Był prawdziwą gwiazdą Alp. Przemieszczał się pomiędzy Włochami i Francją, naukowcy śledzili go za pomocą GPS, a mieszkańcy obserwowali w internecie.
Uwielbiał wspinać się i schodzić pomiędzy Briançonnais i włoskimi dolinami. „Wyposażony był w obrożę GPS, każda z jego »podróży« była śledzona. Zabiła go lawina” - relacjonuje Floriana Rullo w „Corriere della Sera”, największym mediolańskim dzienniku.

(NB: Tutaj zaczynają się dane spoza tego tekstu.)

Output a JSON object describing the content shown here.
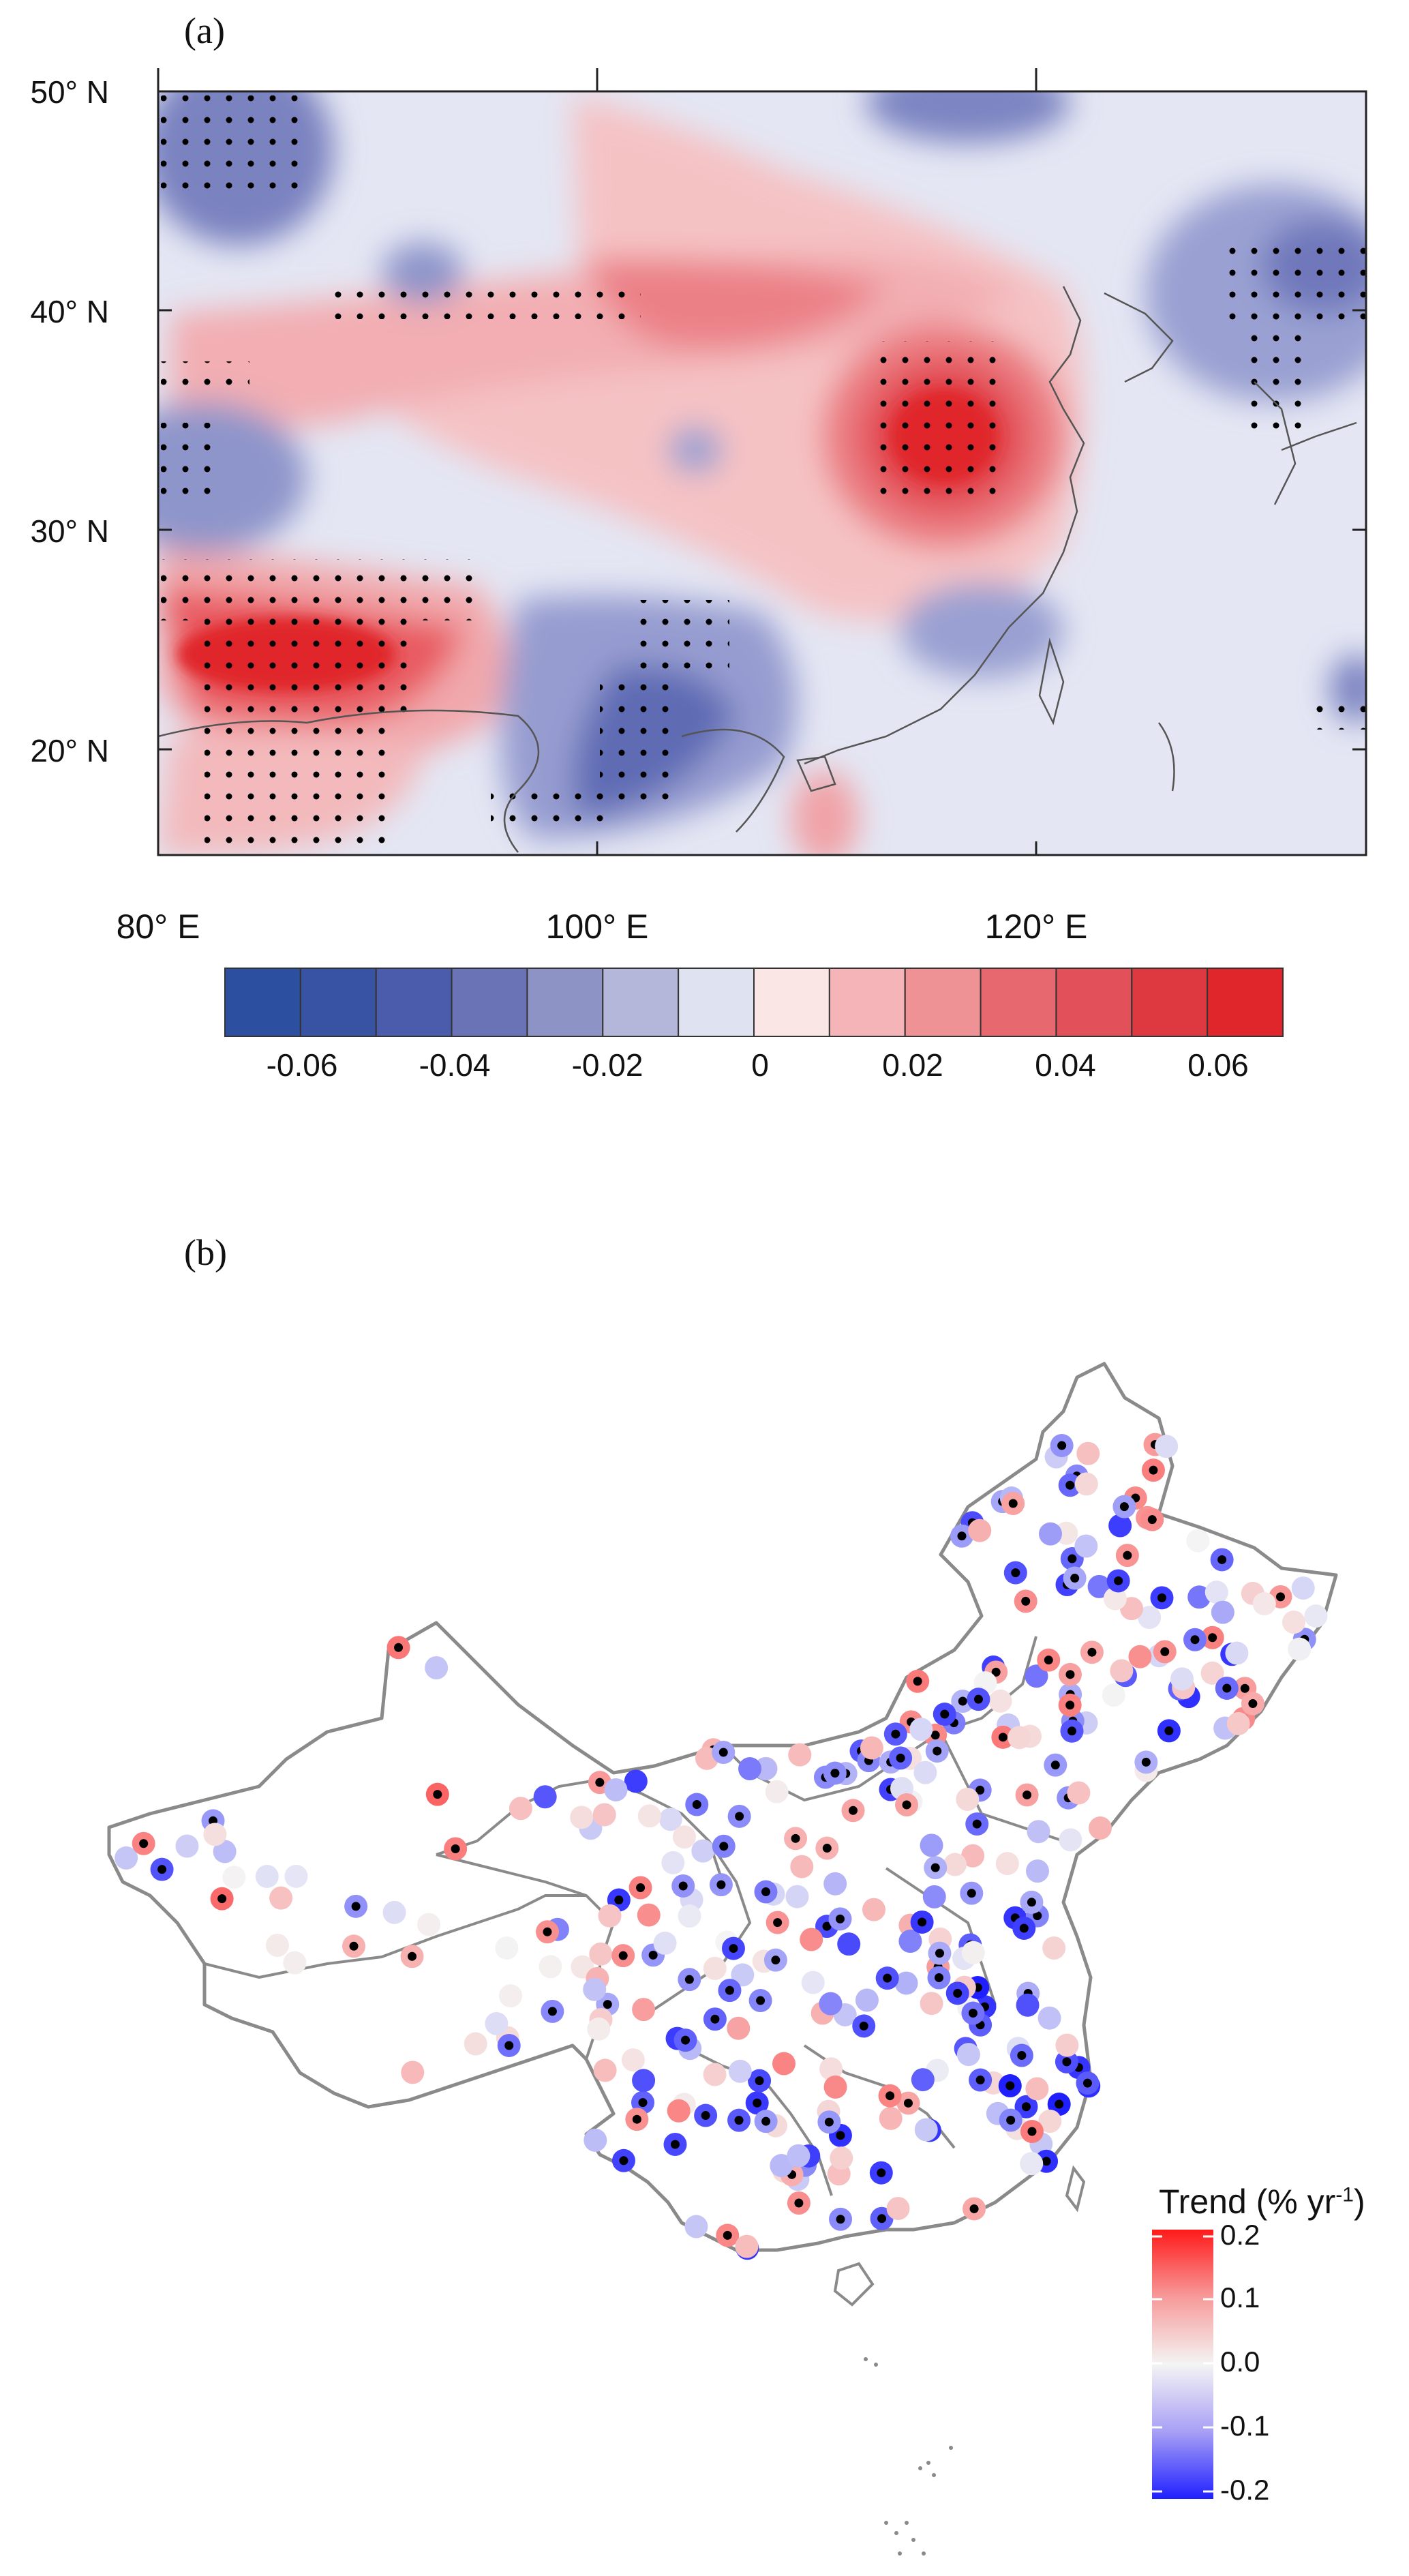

Zwano go „koziorożcem podróżnikiem”, a na imię miał Dimanche (franc. Niedziela). Najczęściej widywano go właśnie pomiędzy Briançonnais we Francji a Valle Susa we Włoszech. Jego „podróże” monitorowali pracownicy francuskiego Narodowego Parku Écrins w ramach europejskiego projektu Lemed-Ibex. Dimanche zginął pod śniegiem w Dolinie Susa, gdy schodząca lawina nie pozostawiła mu szansy ucieczki.
„Znaleźliśmy go u podnóża pierwszych wychodni skalnych” - napisał na stronie parku Luca Rossi, weterynarz i specjalista od koziorożców alpejskich. „Został porwany przez lawinę po obfitych opadach śniegu w listopadzie i całkowicie pod nim pogrzebany. Dopiero ciepło ostatnich dni wyłoniło jego ciało. Widoczne są złamania związane z upadkiem, głównie na głowie, połamane są także czubki rogów”.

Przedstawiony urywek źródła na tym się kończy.